Extracting text from EPUB files in Python

09 March 2023
Street scene showing crowd gathered around an open carriage in which a dentist performs a tooth extraction on a patient. Next to the patient a man is banging on a large drum.
Clockwork picture of an itinerant dentist performing an extraction in French rural scene, wood frame, metal workings, first half 19th century. Science Museum, London. Attribution 4.0 International (CC BY 4.0) (cropped from original).

This blog post provides a brief introduction to extracting unformatted text from EPUB files. The occasion for this work was a request by my Digital Humanities colleagues who are involved in the SANE (Secure ANalysis Environment) project. The work on this project includes a use case that will use the SANE environment to analyse text from novels in EPUB format. My colleagues were looking for some advice on how to implement the text extraction component, preferably using a Python-based solution.

So, I started by making a shortlist of potentially suitable tools. For each tool, I wrote a minimal code snippet for processing one file. Based on this I then created some simple demo scripts that show how each tool is used within a processing workflow. Next, I applied these scripts to two data sets, and used the results to obtain a first impression of the performance of each of the tools.

Evaluated tools

I evaluated the following tools:

  1. Tika-python. This is a Python wrapper for Apache Tika (which itself is a Java application). Apache Tika is a toolkit for text and metadata extraction from a wide range of file formats, including EPUB.

  2. Textract. This offers text extraction functionality that is similar to Tika, but unlike Tika, Textract is natively written in Python.

  3. EbookLib. This is a Python library for reading and writing E-books in various formats, including EPUB (both EPUB 2 en EPUB 3).

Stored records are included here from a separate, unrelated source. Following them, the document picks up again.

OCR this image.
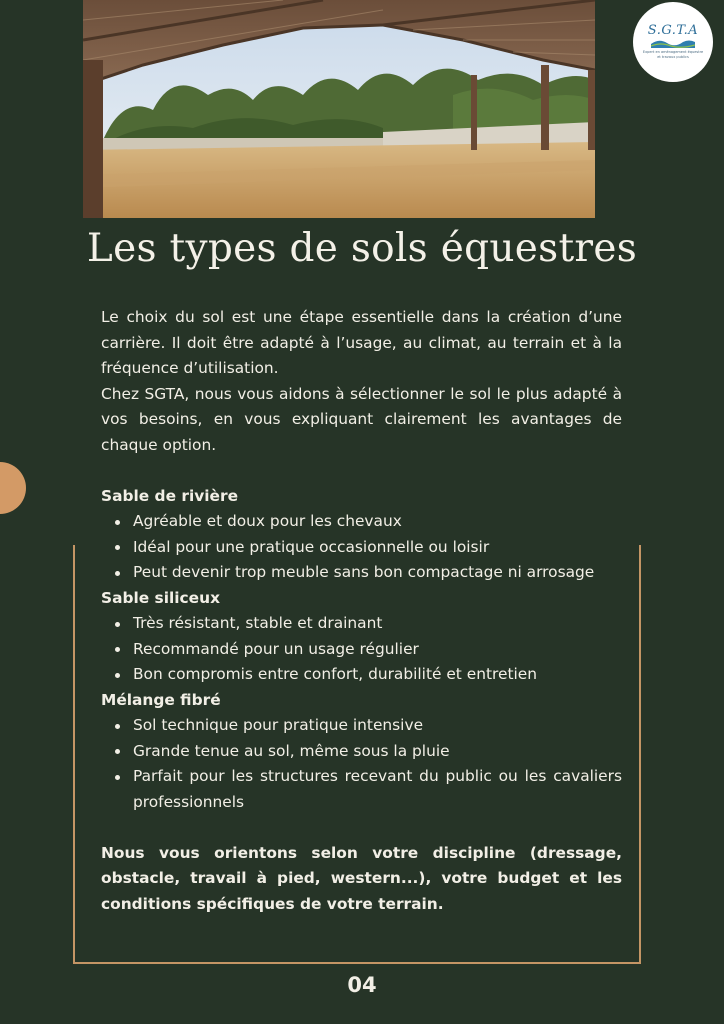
S.G.T.A
Expert en aménagement équestre et travaux publics
Les types de sols équestres

Le choix du sol est une étape essentielle dans la création d’une carrière. Il doit être adapté à l’usage, au climat, au terrain et à la fréquence d’utilisation.

Chez SGTA, nous vous aidons à sélectionner le sol le plus adapté à vos besoins, en vous expliquant clairement les avantages de chaque option.

Sable de rivière

Agréable et doux pour les chevaux
Idéal pour une pratique occasionnelle ou loisir
Peut devenir trop meuble sans bon compactage ni arrosage

Sable siliceux

Très résistant, stable et drainant
Recommandé pour un usage régulier
Bon compromis entre confort, durabilité et entretien

Mélange fibré

Sol technique pour pratique intensive
Grande tenue au sol, même sous la pluie
Parfait pour les structures recevant du public ou les cavaliers professionnels

Nous vous orientons selon votre discipline (dressage, obstacle, travail à pied, western...), votre budget et les conditions spécifiques de votre terrain.

04
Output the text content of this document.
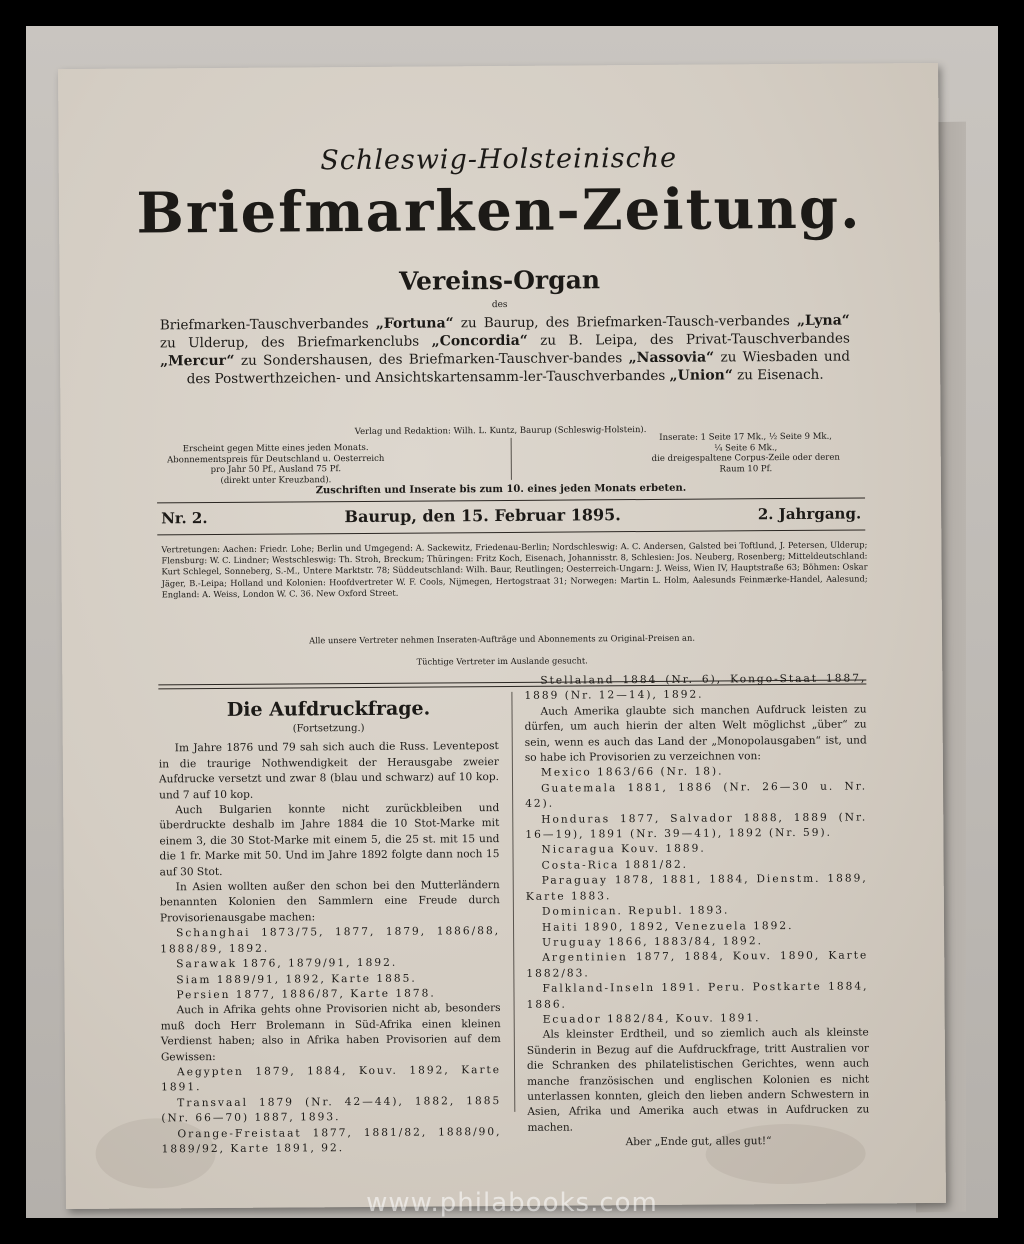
Schleswig-Holsteinische
Briefmarken-Zeitung.
Vereins-Organ
des
Briefmarken-Tauschverbandes „Fortuna“ zu Baurup, des Briefmarken-Tausch-verbandes „Lyna“ zu Ulderup, des Briefmarkenclubs „Concordia“ zu B. Leipa, des Privat-Tauschverbandes „Mercur“ zu Sondershausen, des Briefmarken-Tauschver-bandes „Nassovia“ zu Wiesbaden und des Postwerthzeichen- und Ansichtskartensamm-ler-Tauschverbandes „Union“ zu Eisenach.
Verlag und Redaktion: Wilh. L. Kuntz, Baurup (Schleswig-Holstein).
Erscheint gegen Mitte eines jeden Monats.
Abonnementspreis für Deutschland u. Oesterreich
pro Jahr 50 Pf., Ausland 75 Pf.
(direkt unter Kreuzband).
Inserate: 1 Seite 17 Mk., ½ Seite 9 Mk.,
¼ Seite 6 Mk.,
die dreigespaltene Corpus-Zeile oder deren
Raum 10 Pf.
Zuschriften und Inserate bis zum 10. eines jeden Monats erbeten.
Nr. 2.	Baurup, den 15. Februar 1895.	2. Jahrgang.
Vertretungen: Aachen: Friedr. Lohe; Berlin und Umgegend: A. Sackewitz, Friedenau-Berlin; Nordschleswig: A. C. Andersen, Galsted bei Toftlund, J. Petersen, Ulderup; Flensburg: W. C. Lindner; Westschleswig: Th. Stroh, Breckum; Thüringen: Fritz Koch, Eisenach, Johannisstr. 8, Schlesien: Jos. Neuberg, Rosenberg; Mitteldeutschland: Kurt Schlegel, Sonneberg, S.-M., Untere Marktstr. 78; Süddeutschland: Wilh. Baur, Reutlingen; Oesterreich-Ungarn: J. Weiss, Wien IV, Hauptstraße 63; Böhmen: Oskar Jäger, B.-Leipa; Holland und Kolonien: Hoofdvertreter W. F. Cools, Nijmegen, Hertogstraat 31; Norwegen: Martin L. Holm, Aalesunds Feinmærke-Handel, Aalesund; England: A. Weiss, London W. C. 36. New Oxford Street.
Alle unsere Vertreter nehmen Inseraten-Aufträge und Abonnements zu Original-Preisen an.
Tüchtige Vertreter im Auslande gesucht.
Die Aufdruckfrage.
(Fortsetzung.)

Im Jahre 1876 und 79 sah sich auch die Russ. Leventepost in die traurige Nothwendigkeit der Herausgabe zweier Aufdrucke versetzt und zwar 8 (blau und schwarz) auf 10 kop. und 7 auf 10 kop.

Auch Bulgarien konnte nicht zurückbleiben und überdruckte deshalb im Jahre 1884 die 10 Stot-Marke mit einem 3, die 30 Stot-Marke mit einem 5, die 25 st. mit 15 und die 1 fr. Marke mit 50. Und im Jahre 1892 folgte dann noch 15 auf 30 Stot.

In Asien wollten außer den schon bei den Mutterländern benannten Kolonien den Sammlern eine Freude durch Provisorienausgabe machen:

Schanghai 1873/75, 1877, 1879, 1886/88, 1888/89, 1892.

Sarawak 1876, 1879/91, 1892.

Siam 1889/91, 1892, Karte 1885.

Persien 1877, 1886/87, Karte 1878.

Auch in Afrika gehts ohne Provisorien nicht ab, besonders muß doch Herr Brolemann in Süd-Afrika einen kleinen Verdienst haben; also in Afrika haben Provisorien auf dem Gewissen:

Aegypten 1879, 1884, Kouv. 1892, Karte 1891.

Transvaal 1879 (Nr. 42—44), 1882, 1885 (Nr. 66—70) 1887, 1893.

Orange-Freistaat 1877, 1881/82, 1888/90, 1889/92, Karte 1891, 92.

Stellaland 1884 (Nr. 6), Kongo-Staat 1887, 1889 (Nr. 12—14), 1892.

Auch Amerika glaubte sich manchen Aufdruck leisten zu dürfen, um auch hierin der alten Welt möglichst „über“ zu sein, wenn es auch das Land der „Monopolausgaben“ ist, und so habe ich Provisorien zu verzeichnen von:

Mexico 1863/66 (Nr. 18).

Guatemala 1881, 1886 (Nr. 26—30 u. Nr. 42).

Honduras 1877, Salvador 1888, 1889 (Nr. 16—19), 1891 (Nr. 39—41), 1892 (Nr. 59).

Nicaragua Kouv. 1889.

Costa-Rica 1881/82.

Paraguay 1878, 1881, 1884, Dienstm. 1889, Karte 1883.

Dominican. Republ. 1893.

Haiti 1890, 1892, Venezuela 1892.

Uruguay 1866, 1883/84, 1892.

Argentinien 1877, 1884, Kouv. 1890, Karte 1882/83.

Falkland-Inseln 1891. Peru. Postkarte 1884, 1886.

Ecuador 1882/84, Kouv. 1891.

Als kleinster Erdtheil, und so ziemlich auch als kleinste Sünderin in Bezug auf die Aufdruckfrage, tritt Australien vor die Schranken des philatelistischen Gerichtes, wenn auch manche französischen und englischen Kolonien es nicht unterlassen konnten, gleich den lieben andern Schwestern in Asien, Afrika und Amerika auch etwas in Aufdrucken zu machen.

Aber „Ende gut, alles gut!“

www.philabooks.com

EbookLib is also the E-book library that is used by Textract.

The following table shows the versions of these tools that I used in my tests:

Software Version
Tika-python 2.6.0
Textract 1.6.5
EbookLib 0.18

Test environment and data

For all of my tests I used a simple desktop PC running Linux Mint 20.1 (Ulyssa), MATE edition, with Python 3.8.10.

I used two data sets:

  1. A selection of 15 files in EPUB 2.0.1 format from the KB’s DBNL (Digital Library for Dutch Literature) collection.
  2. A selection of 10 files in EPUB 3.2 format from Standard Ebooks.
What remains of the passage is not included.